I made a GitHub repo that contains the data and the livebook.

The model is a binary classifier and no matter what I change it always ends up at 0.5 accuracy and the loss is increasing during training continuously.

Could somebody take a look at it and help me realize why the model doesn’t learn?

billylanchantin · April 13, 2024, 4:23pm

Sorry, this is a drive-by comment. I’m not able review the particulars.

You say “The data also seems fine.” I my experience, that’s usually the problem even though I didn’t spot it at first. I suggest two things to sanity check that it’s not the data:

Try to train another, simpler model on the same data. Can a different model find a signal in that data?
Try to train your model on a contrived example. Can that model find a signal when it’s definitely present?

If you find that the answers to both those questions are “yes”, then truly something odd is happening. But in my own work, I find that at least one of those answers is usually “no”.
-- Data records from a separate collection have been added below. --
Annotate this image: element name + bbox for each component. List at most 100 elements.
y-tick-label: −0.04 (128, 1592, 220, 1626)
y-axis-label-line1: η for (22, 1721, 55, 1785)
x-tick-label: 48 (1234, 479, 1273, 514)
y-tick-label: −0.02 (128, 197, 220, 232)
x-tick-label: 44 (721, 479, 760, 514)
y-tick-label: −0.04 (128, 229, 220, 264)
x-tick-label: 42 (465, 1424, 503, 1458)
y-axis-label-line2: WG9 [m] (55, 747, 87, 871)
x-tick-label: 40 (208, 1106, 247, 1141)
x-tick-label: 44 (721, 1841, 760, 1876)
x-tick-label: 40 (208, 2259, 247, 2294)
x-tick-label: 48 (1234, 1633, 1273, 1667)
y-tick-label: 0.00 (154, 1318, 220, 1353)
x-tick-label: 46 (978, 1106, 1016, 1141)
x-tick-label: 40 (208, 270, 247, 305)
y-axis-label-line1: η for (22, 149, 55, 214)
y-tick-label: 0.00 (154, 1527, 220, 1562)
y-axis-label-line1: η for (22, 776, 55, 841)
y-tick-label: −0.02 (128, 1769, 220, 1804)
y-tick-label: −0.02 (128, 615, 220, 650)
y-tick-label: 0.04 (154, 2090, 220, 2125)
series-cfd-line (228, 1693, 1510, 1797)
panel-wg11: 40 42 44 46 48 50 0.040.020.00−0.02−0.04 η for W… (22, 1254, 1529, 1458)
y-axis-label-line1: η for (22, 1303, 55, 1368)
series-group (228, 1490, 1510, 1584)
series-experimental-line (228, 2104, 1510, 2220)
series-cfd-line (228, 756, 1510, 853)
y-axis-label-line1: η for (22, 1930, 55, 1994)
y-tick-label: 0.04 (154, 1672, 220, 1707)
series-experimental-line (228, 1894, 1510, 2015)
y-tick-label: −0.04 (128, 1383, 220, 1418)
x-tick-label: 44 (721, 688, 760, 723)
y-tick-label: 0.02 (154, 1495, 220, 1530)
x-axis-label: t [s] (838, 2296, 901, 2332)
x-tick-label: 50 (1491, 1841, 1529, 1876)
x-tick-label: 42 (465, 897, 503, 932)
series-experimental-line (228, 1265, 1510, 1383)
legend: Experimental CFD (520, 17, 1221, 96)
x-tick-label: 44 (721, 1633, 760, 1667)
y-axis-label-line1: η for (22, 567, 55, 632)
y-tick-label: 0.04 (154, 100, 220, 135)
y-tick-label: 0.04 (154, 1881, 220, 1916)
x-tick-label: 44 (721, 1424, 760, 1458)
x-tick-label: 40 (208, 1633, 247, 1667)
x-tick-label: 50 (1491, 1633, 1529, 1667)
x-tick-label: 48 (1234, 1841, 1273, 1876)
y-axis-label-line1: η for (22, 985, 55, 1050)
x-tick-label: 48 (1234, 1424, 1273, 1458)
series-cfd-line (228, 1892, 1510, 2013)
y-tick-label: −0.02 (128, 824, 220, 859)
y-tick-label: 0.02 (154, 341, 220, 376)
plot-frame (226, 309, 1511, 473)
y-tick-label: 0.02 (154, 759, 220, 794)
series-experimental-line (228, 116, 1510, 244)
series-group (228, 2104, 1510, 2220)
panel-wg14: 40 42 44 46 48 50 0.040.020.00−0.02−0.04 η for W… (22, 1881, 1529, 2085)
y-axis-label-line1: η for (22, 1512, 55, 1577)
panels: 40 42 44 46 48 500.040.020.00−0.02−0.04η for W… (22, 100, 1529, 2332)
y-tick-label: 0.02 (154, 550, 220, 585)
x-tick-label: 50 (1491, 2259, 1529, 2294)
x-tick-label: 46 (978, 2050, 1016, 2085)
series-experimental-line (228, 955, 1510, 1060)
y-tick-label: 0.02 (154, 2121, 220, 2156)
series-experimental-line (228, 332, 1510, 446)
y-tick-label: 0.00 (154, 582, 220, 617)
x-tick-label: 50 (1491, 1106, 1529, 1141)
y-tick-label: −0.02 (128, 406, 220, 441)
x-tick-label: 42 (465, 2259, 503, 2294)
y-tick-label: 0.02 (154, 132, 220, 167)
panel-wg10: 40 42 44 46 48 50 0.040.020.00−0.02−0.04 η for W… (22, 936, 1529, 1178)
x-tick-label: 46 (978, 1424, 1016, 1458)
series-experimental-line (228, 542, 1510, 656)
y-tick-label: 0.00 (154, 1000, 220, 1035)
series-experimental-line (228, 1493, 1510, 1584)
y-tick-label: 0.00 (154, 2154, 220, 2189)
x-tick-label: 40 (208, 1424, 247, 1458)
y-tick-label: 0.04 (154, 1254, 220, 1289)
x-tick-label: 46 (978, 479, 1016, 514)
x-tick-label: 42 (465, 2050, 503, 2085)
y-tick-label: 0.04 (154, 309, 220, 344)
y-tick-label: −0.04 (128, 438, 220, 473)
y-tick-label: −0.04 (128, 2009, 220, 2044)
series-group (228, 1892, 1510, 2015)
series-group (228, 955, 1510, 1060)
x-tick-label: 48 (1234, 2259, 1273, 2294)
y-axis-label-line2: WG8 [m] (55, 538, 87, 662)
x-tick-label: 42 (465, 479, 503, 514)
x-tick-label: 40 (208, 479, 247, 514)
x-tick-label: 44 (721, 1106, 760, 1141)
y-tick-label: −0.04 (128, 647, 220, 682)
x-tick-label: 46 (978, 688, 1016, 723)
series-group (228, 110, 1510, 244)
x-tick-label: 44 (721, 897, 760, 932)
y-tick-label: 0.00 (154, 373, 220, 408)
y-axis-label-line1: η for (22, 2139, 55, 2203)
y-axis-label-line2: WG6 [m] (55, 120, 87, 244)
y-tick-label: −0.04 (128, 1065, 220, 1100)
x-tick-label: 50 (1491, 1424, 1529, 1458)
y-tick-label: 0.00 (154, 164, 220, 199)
bdarla · April 14, 2024, 8:50am

I replicated the issue. What seems weird (to me, not really an expert), is that I observe too many NaN values in the tensors in the output of the training step.

Is there any chance that the training data/labels are in a wrong format or that a kind of missing normalisation step is required?

preciz · April 14, 2024, 5:04pm

Sean Moriarity wrote me that I should try axon 0.4.
With axon 0.4.1 the model is learning, the loss is going down during training.

Here is the diff:

<   {:axon, "~> 0.6"},
<   {:nx, "~> 0.7"},
<   {:exla, "~> 0.7"},
---
>   {:axon, "~> 0.4.1"},
>   {:nx, "~> 0.4.2"},
>   {:exla, "~> 0.4.2"},

< optimizer = Polaris.Optimizers.adamw(learning_rate: 1.0e-3)
---
> optimizer = Axon.Optimizers.adamw(1.0e-3)

https://github.com/preciz/not_learning/blob/master/model_learning.livemd

preciz · April 14, 2024, 5:17pm

But now I would be happiest if newest Axon version would also learn. Any ideas on that?

NduatiK · April 15, 2024, 3:48pm

There seems to be something wrong with binary_cross_entropy. Try categorical_cross_entropy for your loss function, it should be equivalent for two outputs:

loss =
  &Axon.Losses.categorical_cross_entropy(
    &1,
    &2,
    reduction: :mean
  )

If the change works on your end, could you report the issue to the Axon Github?

preciz · April 15, 2024, 4:48pm

Awesome, with categorical_cross_entropy and softmax output activation the loss is going down and accuracy is >0.99.
Thank you, I will open an issue on Axon repo then.